Mitten in der schweren SPD-Krise, die durch den plötzlichen Rücktritt von Parteichefin Andrea Nahles am vergangenen Sonntag noch verschärft wurde, hat Sachsens SPD-Chef Martin Dulig einen deutlichen Weckruf gesendet. In einem 10-Punkte-Programm fordert der Ostbeauftragte des SPD-Vorstandes seine Partei auf, den Titel „Volkspartei“ hinter sich zu lassen.
„Der Begriff „Volkspartei“ hängt uns mittlerweile wie ein Mühlstein um den Hals, der uns hinunter in die Vergangenheit zieht“, schreibt Dulig in seiner „Moritzburger Erklärung“ zur Parteierneuerung, die dem RedaktionsNetzwerk Deutschland (RND) am Freitag exklusiv vorlag. Das Thesen-Papier wurde bereits von Dulig an das kommissarische SPD-Führungstrio um Manuela Schwesig, Malu Dreyer und Thorsten Schäfer-Gümbel verschickt.
Antworten statt Kompromissen
Im Bestreben, eine Volkspartei alter Prägung zu sein, sei die SPD inhaltlich beliebig und profillos geworden, so Dulig weiter. Nun bestehe die Herausforderung darin, die SPD zu einer neuen „Gesellschaftspartei“ weiterzuentwickeln, die auf die zentralen Zukunftsfragen der Gesellschaft „überzeugende Antworten statt lauer Kompromisse“ finden müsse.
Der 45-jährige Dulig, der auch SPD-Spitzenkandidat für die sächsische Landtagswahl am 1. September ist, fordert in seiner Erklärung, die mit dem Namen seines Heimatortes verknüpft ist, eine grundlegende Neuorganisation der Partei. „Der gute alte Ortsverein wird so nicht mehr überlebensfähig sein“, schreibt er. „In seiner jetzigen Form entspricht er nicht mehr den Beteiligungs- und Kommunikationswünschen moderner, politisch interessierter Menschen, die wir ansprechen wollen.“
SPD muss jünger werden
Die SPD müsse Organisationsstrukturen über lokale Vereinsgrenzen hinweg aufbauen, außerdem eigene digitale Plattformen, um die Partei transparenter, basisdemokratischer und unabhängiger von Facebook, YouTube oder Instagram zu machen. Außerdem müsse die SPD jünger werden. „Die klassische „Ochsentour“ durch die Parteiinstanzen als das Maß aller Dinge muss ein Ende haben“, schreibt Dulig. Er fordert nicht nur eine Frauen-, sondern auch eine Jugendquote bei der Besetzung von Ämtern.

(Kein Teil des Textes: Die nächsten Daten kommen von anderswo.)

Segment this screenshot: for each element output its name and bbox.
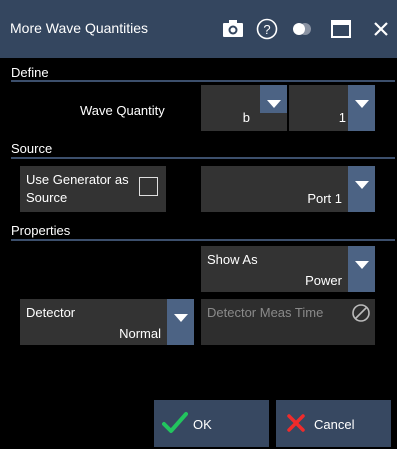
checkmark-icon	[162, 411, 188, 435]
port-dropdown[interactable]: Port 1	[201, 166, 375, 212]
section-divider	[11, 239, 395, 241]
index-dropdown[interactable]: 1	[289, 85, 375, 131]
svg-text:?: ?	[263, 22, 270, 37]
detector-dropdown[interactable]: Detector Normal	[20, 299, 194, 345]
section-divider	[11, 80, 395, 82]
dialog-titlebar: More Wave Quantities ?	[0, 0, 397, 58]
chevron-down-icon[interactable]	[348, 246, 375, 292]
cancel-button[interactable]: Cancel	[276, 400, 391, 447]
use-generator-label-line2: Source	[26, 190, 68, 205]
chevron-down-icon[interactable]	[260, 85, 287, 113]
show-as-value: Power	[305, 273, 342, 288]
use-generator-label-line1: Use Generator as	[26, 172, 129, 187]
port-dropdown-value: Port 1	[307, 191, 342, 206]
dialog-title: More Wave Quantities	[10, 20, 148, 36]
detector-value: Normal	[119, 326, 161, 341]
wave-dropdown[interactable]: b	[201, 85, 287, 131]
wave-dropdown-value: b	[242, 110, 250, 125]
detector-meas-time-label: Detector Meas Time	[207, 305, 324, 320]
camera-icon[interactable]	[222, 18, 244, 40]
section-define-label: Define	[11, 65, 49, 80]
ok-button-label: OK	[193, 417, 212, 432]
help-icon[interactable]: ?	[256, 18, 278, 40]
show-as-dropdown[interactable]: Show As Power	[201, 246, 375, 292]
chevron-down-icon[interactable]	[348, 166, 375, 212]
section-properties-label: Properties	[11, 223, 71, 238]
use-generator-checkbox[interactable]	[139, 177, 158, 196]
more-wave-quantities-dialog: More Wave Quantities ? Define Wave Quant…	[0, 0, 397, 449]
chevron-down-icon[interactable]	[167, 299, 194, 345]
x-icon	[287, 414, 305, 432]
show-as-label: Show As	[207, 252, 258, 267]
detector-label: Detector	[26, 305, 76, 320]
cancel-button-label: Cancel	[314, 417, 355, 432]
index-dropdown-value: 1	[338, 110, 346, 125]
disabled-icon	[351, 303, 371, 323]
section-divider	[11, 157, 395, 159]
toggle-icon[interactable]	[290, 18, 312, 40]
wave-quantity-label: Wave Quantity	[80, 103, 165, 118]
chevron-down-icon[interactable]	[348, 85, 375, 131]
ok-button[interactable]: OK	[154, 400, 269, 447]
close-icon[interactable]	[370, 18, 392, 40]
maximize-icon[interactable]	[330, 18, 352, 40]
section-source-label: Source	[11, 141, 53, 156]
detector-meas-time-field: Detector Meas Time	[201, 299, 375, 345]
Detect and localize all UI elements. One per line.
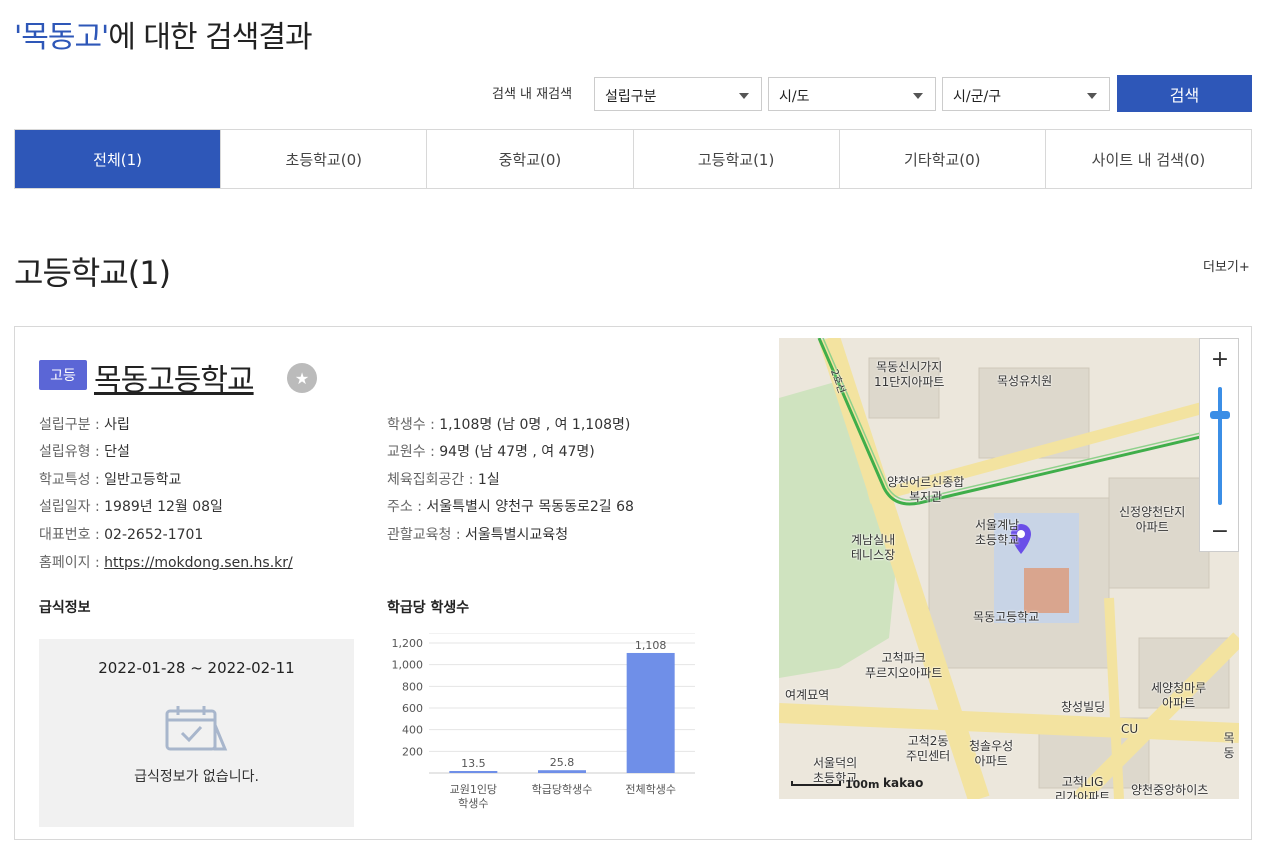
star-icon[interactable]: ★ (287, 363, 317, 393)
refine-search-label: 검색 내 재검색 (492, 87, 573, 102)
info-homepage: 홈페이지 : https://mokdong.sen.hs.kr/ (39, 555, 293, 571)
zoom-control: + − (1199, 338, 1239, 552)
tab-all[interactable]: 전체(1) (15, 130, 221, 188)
map-label: 고척파크 푸르지오아파트 (865, 651, 943, 680)
info-establishment-form: 설립유형 : 단설 (39, 444, 130, 460)
tab-elementary[interactable]: 초등학교(0) (220, 130, 426, 188)
chart-category-label: 전체학생수 (625, 783, 676, 796)
district-select[interactable]: 시/군/구 (942, 77, 1110, 111)
chevron-down-icon (1087, 93, 1097, 99)
establishment-type-value: 설립구분 (605, 89, 657, 105)
tab-other[interactable]: 기타학교(0) (838, 130, 1045, 188)
map-label: 고척2동 주민센터 (906, 734, 951, 763)
map-label: 고척LIG 리가아파트 (1055, 775, 1111, 799)
map-label: 목동고등학교 (973, 610, 1040, 624)
zoom-slider-handle[interactable] (1210, 411, 1230, 419)
map-label: 신정양천단지 아파트 (1119, 505, 1186, 534)
chart-title: 학급당 학생수 (387, 600, 470, 616)
meal-title: 급식정보 (39, 600, 91, 616)
map-label: 목성유치원 (997, 374, 1053, 388)
chart-ytick-label: 1,000 (392, 659, 424, 672)
info-address: 주소 : 서울특별시 양천구 목동동로2길 68 (387, 499, 634, 515)
chart-category-label: 학급당학생수 (532, 783, 593, 796)
chart-ytick-label: 800 (402, 680, 423, 693)
chart-value-label: 25.8 (550, 756, 575, 769)
map-label: 계남실내 테니스장 (851, 533, 896, 562)
zoom-out-button[interactable]: − (1200, 511, 1239, 551)
info-establishment-type: 설립구분 : 사립 (39, 417, 130, 433)
chart-value-label: 1,108 (635, 639, 667, 652)
zoom-in-button[interactable]: + (1200, 339, 1239, 379)
calendar-check-icon (165, 706, 228, 751)
map-scale-text: 100m (845, 778, 880, 791)
city-select[interactable]: 시/도 (768, 77, 936, 111)
title-rest: 에 대한 검색결과 (108, 20, 312, 55)
chart-value-label: 13.5 (461, 757, 486, 770)
meal-empty-text: 급식정보가 없습니다. (134, 769, 259, 785)
map-label: 양천어르신종합 복지관 (887, 475, 965, 504)
map-label: 양천중앙하이츠 (1131, 783, 1209, 797)
info-teachers: 교원수 : 94명 (남 47명 , 여 47명) (387, 444, 595, 460)
info-education-office: 관할교육청 : 서울특별시교육청 (387, 527, 569, 543)
more-link[interactable]: 더보기+ (1203, 256, 1250, 275)
zoom-track[interactable] (1218, 387, 1222, 505)
chart-ytick-label: 200 (402, 745, 423, 758)
tab-site-search[interactable]: 사이트 내 검색(0) (1044, 130, 1251, 188)
school-location-map[interactable]: 목동신시가지 11단지아파트 목성유치원 양천어르신종합 복지관 서울계남 초등학교 … (779, 338, 1239, 799)
meal-box: 2022-01-28 ~ 2022-02-11 급식정보가 없습니다. (39, 639, 354, 827)
chart-bar (626, 652, 675, 773)
map-scale-bar (791, 781, 841, 786)
map-label: 목동신시가지 11단지아파트 (874, 360, 945, 389)
chart-bar (538, 770, 586, 773)
info-founding-date: 설립일자 : 1989년 12월 08일 (39, 499, 223, 515)
section-title: 고등학교(1) (14, 254, 171, 292)
map-label: 창성빌딩 (1061, 700, 1106, 714)
chart-ytick-label: 1,200 (392, 637, 424, 650)
info-school-character: 학교특성 : 일반고등학교 (39, 472, 182, 488)
map-canvas (779, 338, 1239, 799)
map-brand-logo: kakao (883, 776, 924, 790)
map-label: 세양청마루 아파트 (1151, 681, 1207, 710)
tab-middle[interactable]: 중학교(0) (426, 130, 632, 188)
info-phone: 대표번호 : 02-2652-1701 (39, 527, 204, 543)
search-button[interactable]: 검색 (1117, 75, 1252, 112)
map-label: 목동 (1223, 731, 1235, 760)
map-label: 서울계남 초등학교 (975, 518, 1020, 547)
school-name-link[interactable]: 목동고등학교 (94, 355, 255, 399)
tab-high[interactable]: 고등학교(1) (632, 130, 839, 188)
refine-search-bar: 검색 내 재검색 설립구분 시/도 시/군/구 검색 (0, 75, 1269, 113)
establishment-type-select[interactable]: 설립구분 (594, 77, 762, 111)
chevron-down-icon (913, 93, 923, 99)
map-label: CU (1121, 722, 1139, 736)
chart-bar (449, 771, 498, 773)
school-result-card: 고등 목동고등학교 ★ 설립구분 : 사립 설립유형 : 단설 학교특성 : 일… (14, 326, 1252, 840)
chevron-down-icon (739, 93, 749, 99)
homepage-link[interactable]: https://mokdong.sen.hs.kr/ (104, 555, 293, 571)
search-query: '목동고' (14, 20, 109, 55)
city-value: 시/도 (779, 89, 810, 105)
chart-ytick-label: 600 (402, 702, 423, 715)
meal-date-range: 2022-01-28 ~ 2022-02-11 (98, 659, 295, 677)
students-per-class-chart: 1,200 1,000 800 600 400 200 13.5 교원1인당 학생수 25.8 학급… (392, 633, 695, 810)
school-type-tabs: 전체(1) 초등학교(0) 중학교(0) 고등학교(1) 기타학교(0) 사이트… (14, 129, 1252, 189)
district-value: 시/군/구 (953, 89, 1002, 105)
map-label: 청솔우성 아파트 (969, 739, 1014, 768)
chart-ytick-label: 400 (402, 724, 423, 737)
chart-category-label: 교원1인당 학생수 (450, 783, 497, 810)
info-students: 학생수 : 1,108명 (남 0명 , 여 1,108명) (387, 417, 631, 433)
page-title: '목동고'에 대한 검색결과 (14, 12, 313, 56)
map-label: 여계묘역 (785, 688, 830, 702)
school-level-badge: 고등 (39, 360, 87, 390)
info-gym-space: 체육집회공간 : 1실 (387, 472, 500, 488)
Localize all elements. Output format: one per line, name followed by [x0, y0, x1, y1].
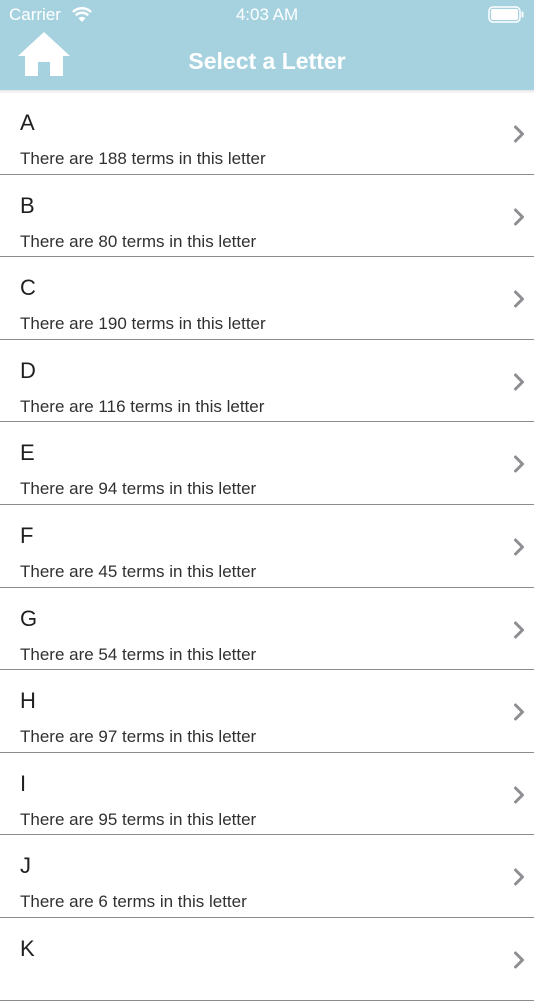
letter-title: H — [20, 688, 36, 714]
list-item[interactable]: I There are 95 terms in this letter — [0, 753, 534, 836]
letter-title: C — [20, 275, 36, 301]
status-bar: Carrier 4:03 AM — [0, 0, 534, 30]
chevron-right-icon — [514, 455, 524, 473]
chevron-right-icon — [514, 621, 524, 639]
letter-title: I — [20, 770, 27, 796]
chevron-right-icon — [514, 538, 524, 556]
list-item[interactable]: C There are 190 terms in this letter — [0, 257, 534, 340]
battery-icon — [488, 6, 524, 23]
letter-title: D — [20, 357, 36, 383]
chevron-right-icon — [514, 703, 524, 721]
list-item[interactable]: G There are 54 terms in this letter — [0, 588, 534, 671]
page-title: Select a Letter — [188, 48, 346, 74]
list-item[interactable]: E There are 94 terms in this letter — [0, 422, 534, 505]
chevron-right-icon — [514, 951, 524, 969]
letter-title: F — [20, 522, 34, 548]
chevron-right-icon — [514, 290, 524, 308]
letter-title: E — [20, 440, 35, 466]
letter-title: G — [20, 605, 38, 631]
chevron-right-icon — [514, 786, 524, 804]
list-item[interactable]: J There are 6 terms in this letter — [0, 835, 534, 918]
term-count-label: There are 80 terms in this letter — [20, 231, 257, 251]
term-count-label: There are 188 terms in this letter — [20, 149, 266, 168]
status-time: 4:03 AM — [235, 5, 299, 24]
term-count-label: There are 95 terms in this letter — [20, 809, 257, 829]
list-item[interactable]: F There are 45 terms in this letter — [0, 505, 534, 588]
nav-bar: Select a Letter — [0, 30, 534, 90]
term-count-label: There are 116 terms in this letter — [20, 396, 265, 416]
list-item[interactable]: A There are 188 terms in this letter — [0, 92, 534, 175]
list-item[interactable]: B There are 80 terms in this letter — [0, 175, 534, 258]
list-item[interactable]: D There are 116 terms in this letter — [0, 340, 534, 423]
letter-title: K — [20, 935, 35, 961]
letter-title: A — [20, 110, 35, 135]
term-count-label: There are 54 terms in this letter — [20, 644, 257, 664]
header: Carrier 4:03 AM Select a Letter — [0, 0, 534, 90]
chevron-right-icon — [514, 208, 524, 226]
list-item[interactable]: H There are 97 terms in this letter — [0, 670, 534, 753]
term-count-label: There are 6 terms in this letter — [20, 892, 247, 912]
list-item[interactable]: K — [0, 918, 534, 1001]
chevron-right-icon — [514, 373, 524, 391]
term-count-label: There are 97 terms in this letter — [20, 727, 257, 747]
letter-title: B — [20, 192, 35, 218]
term-count-label: There are 45 terms in this letter — [20, 561, 257, 581]
term-count-label: There are 190 terms in this letter — [20, 314, 266, 334]
chevron-right-icon — [514, 125, 524, 143]
letter-title: J — [20, 853, 31, 879]
letter-list: A There are 188 terms in this letter B Ther… — [0, 92, 534, 1001]
term-count-label: There are 94 terms in this letter — [20, 479, 257, 499]
chevron-right-icon — [514, 868, 524, 886]
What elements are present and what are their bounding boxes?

Außerdem wirbt der sächsische Wirtschaftsminister und Vizeregierungschef der schwarz-roten Koalition im Freistaat für eine neue Haltung seiner Parteifreunde. „Das wehleidige Lamento, dass die Menschen nicht würdigten, was wir für sie tun, muss aufhören“, schreibt er. Wenn Leistungen der SPD nicht gewürdigt würden, heiße das nur, dass die Partei sie nicht eindeutig genug kommuniziert habe. Und er mahnt: „Nie wieder dürfen wir in den Geruch kommen, dass es uns letztlich nur um Posten und persönliche Eitelkeiten geht“.